The user can join data to this database:

  • google maps commute times and time to nearest station
  • local area price index from zoopla API
  • area value change 3, 6, 12 months, 5, 10, 20 years
  • similar rental price and house price
  • travel cost

Web scraper:

  • asking prices and rents of similar properties
  • price put on market (for price increase)
  • date put on market (time took to sell)
  • page views
  • council tax
  • bills
  • broadband speed
  • miles to nearest station
  • area stats (avg current value for property type, £sqft for property type)
  • local area ratings (overall, community, parks etc.) can get the number of stars

Model What may be useful in a house search would be an accurate evaluation of a house based on all available information online. For example, a linear regression could be applied to all similar properties or if enough of the same data is available on a new property potentially a neural net could be used.

I began by undertaking a Kaggle competition to predict house prices on the Ames housing dataset (https://www.kaggle.com/c/house-prices-advanced-regression-techniques). This taught the basics of exploring, cleaning and modelling a similar data landscape. The data provided is quite extensive however, detailing 80 different variables for every single property. The dataset is also relatively small and taken in the same year, enabling you to train models quite accurately.
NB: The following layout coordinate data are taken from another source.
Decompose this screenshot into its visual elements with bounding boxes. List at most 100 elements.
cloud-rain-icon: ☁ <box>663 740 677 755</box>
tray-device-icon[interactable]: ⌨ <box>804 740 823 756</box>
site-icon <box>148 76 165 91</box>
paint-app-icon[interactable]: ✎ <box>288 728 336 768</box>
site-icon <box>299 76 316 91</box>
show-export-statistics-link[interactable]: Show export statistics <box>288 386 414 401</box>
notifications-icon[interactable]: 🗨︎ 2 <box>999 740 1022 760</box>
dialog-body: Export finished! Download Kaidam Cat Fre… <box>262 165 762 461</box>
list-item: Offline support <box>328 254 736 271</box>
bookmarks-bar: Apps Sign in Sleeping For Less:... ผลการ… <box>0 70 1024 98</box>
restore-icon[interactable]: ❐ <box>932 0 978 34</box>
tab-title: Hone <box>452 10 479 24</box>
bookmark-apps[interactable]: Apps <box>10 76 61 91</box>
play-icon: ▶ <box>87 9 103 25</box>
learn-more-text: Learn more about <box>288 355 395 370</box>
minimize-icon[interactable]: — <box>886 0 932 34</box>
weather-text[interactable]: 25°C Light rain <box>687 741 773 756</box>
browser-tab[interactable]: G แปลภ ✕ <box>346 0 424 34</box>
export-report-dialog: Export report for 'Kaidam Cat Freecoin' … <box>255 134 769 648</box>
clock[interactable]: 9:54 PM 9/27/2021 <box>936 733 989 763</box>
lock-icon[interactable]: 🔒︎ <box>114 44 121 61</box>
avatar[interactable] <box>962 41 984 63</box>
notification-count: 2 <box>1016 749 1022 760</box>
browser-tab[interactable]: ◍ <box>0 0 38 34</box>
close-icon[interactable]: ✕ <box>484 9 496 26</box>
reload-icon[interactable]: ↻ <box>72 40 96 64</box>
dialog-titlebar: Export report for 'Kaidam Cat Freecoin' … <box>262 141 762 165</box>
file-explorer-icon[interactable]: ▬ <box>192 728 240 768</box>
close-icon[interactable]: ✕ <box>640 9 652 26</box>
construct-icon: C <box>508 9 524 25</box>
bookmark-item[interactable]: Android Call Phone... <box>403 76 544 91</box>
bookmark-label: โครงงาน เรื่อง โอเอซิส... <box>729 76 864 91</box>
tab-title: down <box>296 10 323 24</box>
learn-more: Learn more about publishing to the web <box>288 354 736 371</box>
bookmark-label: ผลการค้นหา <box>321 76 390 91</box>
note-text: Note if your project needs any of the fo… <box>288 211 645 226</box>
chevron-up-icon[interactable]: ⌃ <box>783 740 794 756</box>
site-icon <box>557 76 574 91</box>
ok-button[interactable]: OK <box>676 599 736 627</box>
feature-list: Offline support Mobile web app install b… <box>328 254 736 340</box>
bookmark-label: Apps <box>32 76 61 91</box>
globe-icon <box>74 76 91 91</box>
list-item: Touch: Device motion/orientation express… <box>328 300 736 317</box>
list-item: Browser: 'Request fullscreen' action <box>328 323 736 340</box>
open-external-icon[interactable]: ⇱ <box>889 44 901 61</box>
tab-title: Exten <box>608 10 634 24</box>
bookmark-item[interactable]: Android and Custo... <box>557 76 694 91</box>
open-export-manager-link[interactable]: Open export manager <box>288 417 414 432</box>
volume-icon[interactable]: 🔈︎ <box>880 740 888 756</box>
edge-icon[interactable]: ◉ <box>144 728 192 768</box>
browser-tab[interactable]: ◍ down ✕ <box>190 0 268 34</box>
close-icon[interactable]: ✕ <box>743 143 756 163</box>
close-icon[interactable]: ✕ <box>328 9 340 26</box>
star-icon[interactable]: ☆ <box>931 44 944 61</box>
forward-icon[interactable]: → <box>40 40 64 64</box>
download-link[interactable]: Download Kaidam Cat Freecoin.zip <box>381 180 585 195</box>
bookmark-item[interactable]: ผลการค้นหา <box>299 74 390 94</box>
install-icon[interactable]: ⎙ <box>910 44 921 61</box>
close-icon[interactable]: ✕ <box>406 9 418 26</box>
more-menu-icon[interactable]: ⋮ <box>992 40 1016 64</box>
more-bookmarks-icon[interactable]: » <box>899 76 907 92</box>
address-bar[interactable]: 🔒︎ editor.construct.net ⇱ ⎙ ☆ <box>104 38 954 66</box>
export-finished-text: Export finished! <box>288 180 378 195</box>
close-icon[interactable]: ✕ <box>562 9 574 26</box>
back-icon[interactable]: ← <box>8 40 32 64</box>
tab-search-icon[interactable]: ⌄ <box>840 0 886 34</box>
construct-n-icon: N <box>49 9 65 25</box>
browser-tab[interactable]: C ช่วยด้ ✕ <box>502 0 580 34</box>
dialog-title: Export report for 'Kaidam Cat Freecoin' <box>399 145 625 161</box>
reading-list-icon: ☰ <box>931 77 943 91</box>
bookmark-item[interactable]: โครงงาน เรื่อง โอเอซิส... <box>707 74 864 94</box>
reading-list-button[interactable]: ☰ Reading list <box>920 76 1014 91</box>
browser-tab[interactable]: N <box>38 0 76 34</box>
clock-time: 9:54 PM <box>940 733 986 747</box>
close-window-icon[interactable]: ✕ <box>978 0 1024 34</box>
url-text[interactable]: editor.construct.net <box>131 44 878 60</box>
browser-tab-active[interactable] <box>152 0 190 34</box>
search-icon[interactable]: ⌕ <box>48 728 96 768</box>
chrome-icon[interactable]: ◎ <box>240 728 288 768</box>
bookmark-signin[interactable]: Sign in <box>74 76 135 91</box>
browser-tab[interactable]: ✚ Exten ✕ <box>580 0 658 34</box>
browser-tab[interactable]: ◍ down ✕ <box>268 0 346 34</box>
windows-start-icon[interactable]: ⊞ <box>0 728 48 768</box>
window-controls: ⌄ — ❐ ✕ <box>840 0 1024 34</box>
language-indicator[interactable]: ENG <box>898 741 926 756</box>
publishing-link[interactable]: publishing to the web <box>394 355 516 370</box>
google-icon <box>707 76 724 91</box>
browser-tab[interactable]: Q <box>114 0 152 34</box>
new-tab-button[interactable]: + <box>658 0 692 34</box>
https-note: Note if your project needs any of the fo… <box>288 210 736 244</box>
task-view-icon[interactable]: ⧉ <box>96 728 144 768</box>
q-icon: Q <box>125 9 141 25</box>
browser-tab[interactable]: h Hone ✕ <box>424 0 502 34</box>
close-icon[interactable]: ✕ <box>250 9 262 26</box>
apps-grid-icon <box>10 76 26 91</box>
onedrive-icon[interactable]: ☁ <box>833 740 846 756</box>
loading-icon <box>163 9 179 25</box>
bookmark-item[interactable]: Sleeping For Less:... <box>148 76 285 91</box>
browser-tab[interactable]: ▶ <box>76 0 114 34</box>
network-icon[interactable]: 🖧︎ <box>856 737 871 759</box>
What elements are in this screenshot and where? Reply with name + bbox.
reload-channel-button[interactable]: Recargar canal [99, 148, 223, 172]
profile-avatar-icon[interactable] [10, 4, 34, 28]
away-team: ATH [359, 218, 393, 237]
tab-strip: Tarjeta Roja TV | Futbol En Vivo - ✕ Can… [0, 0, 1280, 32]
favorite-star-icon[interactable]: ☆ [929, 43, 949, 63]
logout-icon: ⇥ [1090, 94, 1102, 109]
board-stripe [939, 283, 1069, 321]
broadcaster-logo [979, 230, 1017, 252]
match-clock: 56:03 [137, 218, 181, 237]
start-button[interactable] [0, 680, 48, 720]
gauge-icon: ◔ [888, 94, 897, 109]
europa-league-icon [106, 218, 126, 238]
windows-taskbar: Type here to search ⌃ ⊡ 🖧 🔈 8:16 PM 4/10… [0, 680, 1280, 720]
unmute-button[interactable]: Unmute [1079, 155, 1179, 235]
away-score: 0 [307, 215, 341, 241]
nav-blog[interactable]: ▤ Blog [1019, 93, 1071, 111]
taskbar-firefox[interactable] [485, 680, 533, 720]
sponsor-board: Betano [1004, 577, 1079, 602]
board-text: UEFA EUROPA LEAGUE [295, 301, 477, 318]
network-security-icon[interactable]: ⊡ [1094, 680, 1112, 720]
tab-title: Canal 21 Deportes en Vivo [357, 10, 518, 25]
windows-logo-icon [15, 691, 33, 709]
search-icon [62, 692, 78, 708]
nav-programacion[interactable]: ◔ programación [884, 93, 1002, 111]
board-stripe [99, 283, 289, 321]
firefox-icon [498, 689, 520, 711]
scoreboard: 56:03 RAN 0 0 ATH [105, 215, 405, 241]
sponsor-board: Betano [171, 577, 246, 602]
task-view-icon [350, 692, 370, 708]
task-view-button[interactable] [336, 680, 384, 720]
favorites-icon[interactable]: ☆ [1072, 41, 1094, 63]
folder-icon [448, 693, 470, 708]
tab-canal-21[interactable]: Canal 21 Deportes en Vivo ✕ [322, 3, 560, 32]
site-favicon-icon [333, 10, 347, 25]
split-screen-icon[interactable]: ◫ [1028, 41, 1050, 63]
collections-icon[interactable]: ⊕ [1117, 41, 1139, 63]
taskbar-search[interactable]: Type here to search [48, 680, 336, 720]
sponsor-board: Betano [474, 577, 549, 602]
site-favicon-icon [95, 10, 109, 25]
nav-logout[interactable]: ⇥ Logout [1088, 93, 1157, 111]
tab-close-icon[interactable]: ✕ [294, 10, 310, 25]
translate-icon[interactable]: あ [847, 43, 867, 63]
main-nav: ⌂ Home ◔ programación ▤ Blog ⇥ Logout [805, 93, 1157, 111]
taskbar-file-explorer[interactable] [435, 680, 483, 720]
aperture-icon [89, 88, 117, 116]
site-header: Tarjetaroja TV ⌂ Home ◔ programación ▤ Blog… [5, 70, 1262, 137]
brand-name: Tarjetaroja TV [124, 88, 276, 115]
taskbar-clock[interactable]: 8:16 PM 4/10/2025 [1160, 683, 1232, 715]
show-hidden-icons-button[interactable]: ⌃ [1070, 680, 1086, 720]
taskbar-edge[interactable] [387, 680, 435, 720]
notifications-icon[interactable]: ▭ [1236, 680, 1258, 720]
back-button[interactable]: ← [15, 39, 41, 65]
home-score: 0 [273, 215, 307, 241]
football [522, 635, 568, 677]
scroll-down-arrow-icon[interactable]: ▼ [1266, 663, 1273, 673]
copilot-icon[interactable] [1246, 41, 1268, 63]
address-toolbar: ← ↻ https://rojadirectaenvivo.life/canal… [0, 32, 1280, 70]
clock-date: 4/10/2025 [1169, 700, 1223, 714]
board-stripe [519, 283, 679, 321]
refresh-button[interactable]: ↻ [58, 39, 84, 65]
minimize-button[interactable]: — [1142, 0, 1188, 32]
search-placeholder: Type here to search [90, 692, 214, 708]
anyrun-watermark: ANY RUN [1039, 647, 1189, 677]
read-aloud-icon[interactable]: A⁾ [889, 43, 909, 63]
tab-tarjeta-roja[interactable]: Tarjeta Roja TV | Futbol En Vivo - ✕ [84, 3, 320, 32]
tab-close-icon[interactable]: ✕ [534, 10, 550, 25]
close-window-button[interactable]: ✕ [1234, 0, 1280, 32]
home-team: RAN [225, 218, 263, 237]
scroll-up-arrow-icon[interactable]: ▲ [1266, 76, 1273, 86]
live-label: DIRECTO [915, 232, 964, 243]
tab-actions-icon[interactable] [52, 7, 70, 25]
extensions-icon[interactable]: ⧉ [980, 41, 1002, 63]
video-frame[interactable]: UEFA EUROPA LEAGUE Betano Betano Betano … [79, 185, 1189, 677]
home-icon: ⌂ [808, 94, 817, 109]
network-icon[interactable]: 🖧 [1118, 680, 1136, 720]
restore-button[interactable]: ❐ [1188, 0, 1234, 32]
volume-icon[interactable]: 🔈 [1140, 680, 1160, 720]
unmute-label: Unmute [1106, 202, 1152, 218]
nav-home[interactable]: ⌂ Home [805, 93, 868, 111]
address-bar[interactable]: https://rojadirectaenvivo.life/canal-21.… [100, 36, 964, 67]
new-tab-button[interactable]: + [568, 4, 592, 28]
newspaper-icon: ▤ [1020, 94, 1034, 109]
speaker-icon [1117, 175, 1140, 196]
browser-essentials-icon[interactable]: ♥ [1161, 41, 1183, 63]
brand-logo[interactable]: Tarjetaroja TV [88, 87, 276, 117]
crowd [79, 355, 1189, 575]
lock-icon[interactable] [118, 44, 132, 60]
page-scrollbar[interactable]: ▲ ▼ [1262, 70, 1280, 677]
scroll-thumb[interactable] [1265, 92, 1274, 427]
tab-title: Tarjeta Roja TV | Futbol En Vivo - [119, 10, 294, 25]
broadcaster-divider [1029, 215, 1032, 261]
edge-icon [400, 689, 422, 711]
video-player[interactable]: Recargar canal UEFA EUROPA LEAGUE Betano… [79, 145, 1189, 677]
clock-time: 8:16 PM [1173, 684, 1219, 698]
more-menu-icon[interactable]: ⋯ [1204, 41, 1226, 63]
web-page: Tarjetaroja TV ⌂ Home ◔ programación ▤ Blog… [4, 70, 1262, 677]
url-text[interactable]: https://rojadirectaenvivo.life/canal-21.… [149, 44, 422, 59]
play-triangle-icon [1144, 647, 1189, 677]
My search online for housing data in London provided two main sources - the price paid dataset from gov.uk (https://data.gov.uk/dataset/land-registry-monthly-price-paid-data) and the house price index dataset from (http://landregistry.data.gov.uk/app/ukhpi).

The price paid data contains the sale price of all properties from the land registry across England and Wales since 1995, along with some basic details about the property such as area, tenure, old/new and property type. I was able to join the Energy Performance Certificate dataset (https://epc.opendatacommunities.org/domestic/search) to this (see Price-paid-Data-Sourcing.ipynb) which provided numerous categorical and continuous variables such as total floor space, number of habitable rooms, cost of heating etc. I also adjusted the price for inflation.

In Data_exploration.xlsx I followed some of the same methodologies from (https://www.kaggle.com/pmarcelino/comprehensive-data-exploration-with-python/notebook) which helps to identify the most important variables for predicting house price. I continued to explore the data further, visualising it and seeking correlations to price paid. Linear regression models had a degree of success when limited to those properties in a similar area, due to the contrast in areas of London.

An attempt (Price-paid-Neural-Net.ipynb)to apply neural nets to the dataset using FastAI (https://github.com/fastai) proved less than satisfactory, despite attempts (Price-paid-Data-Clean.ipynb) to clean the data. The same quality/coverage of data available in the Ames housing dataset is not freely available in London.

Another dataset available is the house price index applies a hedonic regression model to the various sources of data on property price and attributes to produce estimates of the change in house prices each period. A similar method was used to train a neural net House-price-index-Neural-Net.ipynb on this data to predict the value of a house given its location and the past data about its price and the area index at that time.